Ryeland’s lesion was from the L1 vertebrae to his tailbone or L1-S. He had closure surgery within 24 hours of birth and spent 37 days in the hospital where he had four more surgeries. Three were related to placing and revising a programmable VP shunt to drain cerebrospinal fluid from the brain and the fifth was for an unrelated condition – hydrocele. At 11 months, his shunt failed and emergency surgery was needed to replace it. Since then, he has been doing well. His speech is on track and he is on par with other children his age cognitively and socially. Only his mobility is challenged, although he has other medical conditions due to his nerve damage. He continues to be closely monitored by teachers and an array of caring specialists.

Standing with Support

At about 8 months, most children are pulling themselves up and it was important that Ryeland begin that process too. To help support his movement, Ric Volk, CO, LO, fit him with the HKAFOs at the West Burlington office. After Ryeland’s family moved to Keota to be closer to the University of Iowa Hospitals and Clinics, Ryeland became a patient of Brent Morgan, CPO, LPO, and Matt Husnik in Iowa City.

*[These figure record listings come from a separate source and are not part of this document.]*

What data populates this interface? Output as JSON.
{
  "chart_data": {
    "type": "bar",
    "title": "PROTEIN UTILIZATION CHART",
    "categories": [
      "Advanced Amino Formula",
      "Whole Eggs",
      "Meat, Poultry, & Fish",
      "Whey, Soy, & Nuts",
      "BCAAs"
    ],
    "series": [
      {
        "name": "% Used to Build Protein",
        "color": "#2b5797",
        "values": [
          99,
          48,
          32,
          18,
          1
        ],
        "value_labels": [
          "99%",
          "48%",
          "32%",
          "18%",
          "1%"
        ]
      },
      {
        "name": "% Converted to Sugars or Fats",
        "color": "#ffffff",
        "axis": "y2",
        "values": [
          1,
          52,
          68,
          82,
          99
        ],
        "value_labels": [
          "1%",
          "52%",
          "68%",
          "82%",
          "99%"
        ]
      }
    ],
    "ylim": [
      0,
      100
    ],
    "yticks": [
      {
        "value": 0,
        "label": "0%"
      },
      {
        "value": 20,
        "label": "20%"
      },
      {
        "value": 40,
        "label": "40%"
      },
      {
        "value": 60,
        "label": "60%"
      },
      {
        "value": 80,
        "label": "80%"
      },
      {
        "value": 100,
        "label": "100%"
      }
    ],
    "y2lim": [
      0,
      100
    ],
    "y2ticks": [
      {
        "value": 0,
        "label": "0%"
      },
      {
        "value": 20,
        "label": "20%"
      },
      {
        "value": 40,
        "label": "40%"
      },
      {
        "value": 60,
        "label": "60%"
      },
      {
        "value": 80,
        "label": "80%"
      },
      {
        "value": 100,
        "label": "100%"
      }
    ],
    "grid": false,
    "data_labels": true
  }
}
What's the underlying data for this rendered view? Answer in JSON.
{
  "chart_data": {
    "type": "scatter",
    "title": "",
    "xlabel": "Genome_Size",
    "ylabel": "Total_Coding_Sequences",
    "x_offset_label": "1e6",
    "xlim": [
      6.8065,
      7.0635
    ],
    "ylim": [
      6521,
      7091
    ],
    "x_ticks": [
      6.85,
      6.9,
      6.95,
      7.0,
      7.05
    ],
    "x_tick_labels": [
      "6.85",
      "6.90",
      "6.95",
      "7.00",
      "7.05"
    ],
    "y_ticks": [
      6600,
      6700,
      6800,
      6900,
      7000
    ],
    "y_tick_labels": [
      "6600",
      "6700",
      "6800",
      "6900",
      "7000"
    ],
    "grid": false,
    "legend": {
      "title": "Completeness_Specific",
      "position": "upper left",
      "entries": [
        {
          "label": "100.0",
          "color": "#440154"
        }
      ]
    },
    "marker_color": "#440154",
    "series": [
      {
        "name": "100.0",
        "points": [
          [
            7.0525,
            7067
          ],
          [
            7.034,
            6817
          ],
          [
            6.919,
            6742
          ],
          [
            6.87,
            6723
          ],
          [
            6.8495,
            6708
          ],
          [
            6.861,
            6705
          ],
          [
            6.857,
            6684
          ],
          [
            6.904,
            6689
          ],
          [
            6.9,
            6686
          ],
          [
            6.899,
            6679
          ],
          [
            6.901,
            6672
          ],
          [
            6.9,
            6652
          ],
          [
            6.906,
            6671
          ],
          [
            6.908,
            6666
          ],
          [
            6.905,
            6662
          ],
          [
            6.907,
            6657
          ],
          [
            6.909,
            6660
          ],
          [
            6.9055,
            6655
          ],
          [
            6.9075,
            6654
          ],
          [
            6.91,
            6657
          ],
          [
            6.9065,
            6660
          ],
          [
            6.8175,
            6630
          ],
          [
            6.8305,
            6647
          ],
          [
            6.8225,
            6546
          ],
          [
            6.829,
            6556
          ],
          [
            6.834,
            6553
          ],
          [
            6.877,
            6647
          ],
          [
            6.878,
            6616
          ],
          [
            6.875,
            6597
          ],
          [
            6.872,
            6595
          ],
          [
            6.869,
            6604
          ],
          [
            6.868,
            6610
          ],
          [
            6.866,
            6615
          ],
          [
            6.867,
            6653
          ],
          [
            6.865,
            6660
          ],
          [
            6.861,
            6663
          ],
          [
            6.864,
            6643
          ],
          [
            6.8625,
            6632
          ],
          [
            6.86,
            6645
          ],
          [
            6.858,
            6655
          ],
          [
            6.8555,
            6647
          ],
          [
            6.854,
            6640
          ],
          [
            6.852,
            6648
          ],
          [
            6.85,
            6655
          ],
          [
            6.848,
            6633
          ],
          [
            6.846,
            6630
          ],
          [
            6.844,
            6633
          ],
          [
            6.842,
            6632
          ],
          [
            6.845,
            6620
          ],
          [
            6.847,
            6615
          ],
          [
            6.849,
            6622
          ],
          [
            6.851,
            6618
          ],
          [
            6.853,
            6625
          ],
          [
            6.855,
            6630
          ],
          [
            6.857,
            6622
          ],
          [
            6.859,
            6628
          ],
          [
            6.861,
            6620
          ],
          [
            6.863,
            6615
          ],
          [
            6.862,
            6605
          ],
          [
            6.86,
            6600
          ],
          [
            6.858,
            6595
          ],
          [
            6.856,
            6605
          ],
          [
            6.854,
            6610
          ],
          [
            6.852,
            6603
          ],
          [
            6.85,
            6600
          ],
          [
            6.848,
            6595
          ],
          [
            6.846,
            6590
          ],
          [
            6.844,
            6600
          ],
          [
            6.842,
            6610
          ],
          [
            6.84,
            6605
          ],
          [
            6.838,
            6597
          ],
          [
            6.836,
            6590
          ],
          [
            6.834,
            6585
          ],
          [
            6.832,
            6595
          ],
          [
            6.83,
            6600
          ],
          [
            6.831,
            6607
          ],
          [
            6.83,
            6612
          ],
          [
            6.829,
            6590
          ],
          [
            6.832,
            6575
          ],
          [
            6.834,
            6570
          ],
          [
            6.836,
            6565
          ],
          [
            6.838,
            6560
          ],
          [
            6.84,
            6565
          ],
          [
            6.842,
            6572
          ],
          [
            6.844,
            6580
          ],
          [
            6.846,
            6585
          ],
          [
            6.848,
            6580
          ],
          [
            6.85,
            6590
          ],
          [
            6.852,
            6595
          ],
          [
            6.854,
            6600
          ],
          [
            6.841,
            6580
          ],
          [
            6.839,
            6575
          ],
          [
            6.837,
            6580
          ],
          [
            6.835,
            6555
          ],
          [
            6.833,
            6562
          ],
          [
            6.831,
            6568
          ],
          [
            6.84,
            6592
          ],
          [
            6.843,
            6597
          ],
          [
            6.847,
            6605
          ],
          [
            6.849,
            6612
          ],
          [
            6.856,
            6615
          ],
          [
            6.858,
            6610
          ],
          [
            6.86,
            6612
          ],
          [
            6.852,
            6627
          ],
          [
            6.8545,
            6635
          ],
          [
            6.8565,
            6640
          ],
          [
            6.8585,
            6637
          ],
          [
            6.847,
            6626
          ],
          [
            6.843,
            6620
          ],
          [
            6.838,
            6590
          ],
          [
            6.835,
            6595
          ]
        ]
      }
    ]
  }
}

The HKAFOs stop unwanted motion of the hips, knees and ankles and provide more stability during gait. Movement with an HKAFO is achieved by a swing through or hopping type gait with the assistance of either a walker or forearm crutches and both legs are moved together as one unit. He then started therapy with a dynamic stander, which is like a standup wheelchair. The stander provides Ryeland crucial weight-bearing, position, and upright mobility, and puts him at the same level as his peers. Plus, the stander allows Ryeland to use both his hands to reach and play with toys.

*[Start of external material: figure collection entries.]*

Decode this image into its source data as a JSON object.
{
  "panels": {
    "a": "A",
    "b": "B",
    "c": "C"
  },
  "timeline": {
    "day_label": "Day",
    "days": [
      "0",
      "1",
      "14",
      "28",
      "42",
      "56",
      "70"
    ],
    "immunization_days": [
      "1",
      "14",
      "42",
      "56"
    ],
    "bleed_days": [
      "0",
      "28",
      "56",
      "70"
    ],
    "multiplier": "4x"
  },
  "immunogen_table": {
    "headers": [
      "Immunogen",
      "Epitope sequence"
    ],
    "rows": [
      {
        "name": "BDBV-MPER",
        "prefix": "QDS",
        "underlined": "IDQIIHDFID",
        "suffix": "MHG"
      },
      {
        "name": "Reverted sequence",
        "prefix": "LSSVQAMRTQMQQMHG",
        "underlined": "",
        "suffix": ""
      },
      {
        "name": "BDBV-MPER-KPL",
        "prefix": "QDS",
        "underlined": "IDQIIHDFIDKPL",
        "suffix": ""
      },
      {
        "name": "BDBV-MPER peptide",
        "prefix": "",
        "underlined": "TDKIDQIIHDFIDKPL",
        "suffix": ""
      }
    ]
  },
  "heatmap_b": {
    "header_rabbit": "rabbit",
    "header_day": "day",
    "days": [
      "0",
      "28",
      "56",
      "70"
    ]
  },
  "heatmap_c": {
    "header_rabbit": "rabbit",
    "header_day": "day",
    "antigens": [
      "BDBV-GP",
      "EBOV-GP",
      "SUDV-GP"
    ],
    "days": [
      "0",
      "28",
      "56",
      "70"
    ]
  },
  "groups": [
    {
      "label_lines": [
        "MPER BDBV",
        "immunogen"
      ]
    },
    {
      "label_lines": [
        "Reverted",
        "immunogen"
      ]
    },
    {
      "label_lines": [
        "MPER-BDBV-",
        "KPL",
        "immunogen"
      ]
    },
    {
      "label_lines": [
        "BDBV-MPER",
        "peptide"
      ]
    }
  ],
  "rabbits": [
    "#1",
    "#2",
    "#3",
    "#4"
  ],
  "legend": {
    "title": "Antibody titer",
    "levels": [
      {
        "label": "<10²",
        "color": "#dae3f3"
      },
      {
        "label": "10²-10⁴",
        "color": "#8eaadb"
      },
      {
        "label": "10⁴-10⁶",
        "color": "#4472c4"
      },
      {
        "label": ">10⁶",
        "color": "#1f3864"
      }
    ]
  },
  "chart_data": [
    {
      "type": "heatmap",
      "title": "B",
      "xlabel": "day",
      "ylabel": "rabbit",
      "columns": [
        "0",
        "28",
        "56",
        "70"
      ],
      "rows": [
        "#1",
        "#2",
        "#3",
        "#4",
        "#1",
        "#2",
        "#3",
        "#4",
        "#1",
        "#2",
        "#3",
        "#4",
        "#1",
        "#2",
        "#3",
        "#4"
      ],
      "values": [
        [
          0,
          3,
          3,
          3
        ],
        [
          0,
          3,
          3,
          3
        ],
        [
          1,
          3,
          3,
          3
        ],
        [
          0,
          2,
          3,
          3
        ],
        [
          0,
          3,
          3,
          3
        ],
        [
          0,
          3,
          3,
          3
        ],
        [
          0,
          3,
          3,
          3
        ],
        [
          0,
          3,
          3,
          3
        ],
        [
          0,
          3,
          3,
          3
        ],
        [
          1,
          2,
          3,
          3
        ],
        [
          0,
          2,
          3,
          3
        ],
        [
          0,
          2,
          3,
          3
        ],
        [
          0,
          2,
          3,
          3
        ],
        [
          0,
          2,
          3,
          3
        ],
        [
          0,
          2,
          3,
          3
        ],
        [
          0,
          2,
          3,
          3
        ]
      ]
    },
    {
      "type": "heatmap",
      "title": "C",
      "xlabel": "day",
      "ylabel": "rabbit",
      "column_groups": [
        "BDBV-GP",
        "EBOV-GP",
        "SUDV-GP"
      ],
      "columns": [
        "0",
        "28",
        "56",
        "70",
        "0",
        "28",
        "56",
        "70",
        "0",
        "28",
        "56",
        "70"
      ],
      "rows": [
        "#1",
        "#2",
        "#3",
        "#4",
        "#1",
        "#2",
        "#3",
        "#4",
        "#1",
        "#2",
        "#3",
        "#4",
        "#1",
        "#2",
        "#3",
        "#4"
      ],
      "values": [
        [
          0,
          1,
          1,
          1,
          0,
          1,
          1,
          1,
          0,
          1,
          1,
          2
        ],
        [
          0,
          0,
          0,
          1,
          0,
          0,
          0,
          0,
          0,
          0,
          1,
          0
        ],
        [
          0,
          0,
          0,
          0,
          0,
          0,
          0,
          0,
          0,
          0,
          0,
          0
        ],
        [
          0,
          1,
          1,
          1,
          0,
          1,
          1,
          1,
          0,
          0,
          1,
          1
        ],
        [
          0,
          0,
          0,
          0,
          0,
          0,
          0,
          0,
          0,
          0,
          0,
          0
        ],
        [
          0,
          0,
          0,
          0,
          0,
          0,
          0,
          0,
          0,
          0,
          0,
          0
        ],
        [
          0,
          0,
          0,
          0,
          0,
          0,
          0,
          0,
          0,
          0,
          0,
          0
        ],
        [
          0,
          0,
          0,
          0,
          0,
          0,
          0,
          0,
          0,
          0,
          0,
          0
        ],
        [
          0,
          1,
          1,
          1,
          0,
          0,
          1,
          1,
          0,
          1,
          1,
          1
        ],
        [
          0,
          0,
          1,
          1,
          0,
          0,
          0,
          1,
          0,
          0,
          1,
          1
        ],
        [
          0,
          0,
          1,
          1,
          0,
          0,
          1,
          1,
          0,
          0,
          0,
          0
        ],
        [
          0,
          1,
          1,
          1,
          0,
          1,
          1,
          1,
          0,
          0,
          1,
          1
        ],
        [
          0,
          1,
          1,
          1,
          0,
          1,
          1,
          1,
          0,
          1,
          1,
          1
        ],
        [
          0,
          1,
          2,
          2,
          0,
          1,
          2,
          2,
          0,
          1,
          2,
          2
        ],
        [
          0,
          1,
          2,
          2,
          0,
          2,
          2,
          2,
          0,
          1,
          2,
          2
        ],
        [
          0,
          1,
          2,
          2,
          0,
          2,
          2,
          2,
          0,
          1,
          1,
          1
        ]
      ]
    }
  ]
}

“The understanding and support of giving these children ‘early’ mobility, upright position, and access is still hit and miss,” Becky said. “We are grateful to have our team at APO, his orthopedic surgeons at UIHC, physical therapists, assistive technology practioner, and all who ‘get it’ and advocate alongside us for Ryeland.

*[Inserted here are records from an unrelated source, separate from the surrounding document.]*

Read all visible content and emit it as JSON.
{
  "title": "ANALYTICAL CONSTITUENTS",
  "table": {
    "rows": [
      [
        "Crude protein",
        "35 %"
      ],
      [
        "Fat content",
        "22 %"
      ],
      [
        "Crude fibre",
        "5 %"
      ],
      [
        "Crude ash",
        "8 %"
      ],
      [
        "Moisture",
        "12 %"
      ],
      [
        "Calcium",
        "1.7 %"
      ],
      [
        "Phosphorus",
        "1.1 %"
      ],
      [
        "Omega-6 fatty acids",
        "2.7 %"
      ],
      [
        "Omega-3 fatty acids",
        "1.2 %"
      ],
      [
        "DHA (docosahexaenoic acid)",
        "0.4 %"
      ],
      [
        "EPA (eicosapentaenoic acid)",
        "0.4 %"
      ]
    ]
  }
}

“He has strong determination to do things and that has helped a lot as well as watching his brother and sister run around the house,” Becky said. “He is determined to join them. He has progressed so he can walk all around the house with his orthoses. He is not super good with balance, so I keep close by. He moves through a lift and pull motion because his legs are locked together. He can’t move them independently right now as he is completely paralyzed from his hips down.”

Ryeland started pre-school this fall. He is in regular classes, but has an aide to make sure he has help when he needs it. “Ryeland is very excited to be with other children and learning new things,” Becky said. “He has a great attitude; he’s always smiling and happy.”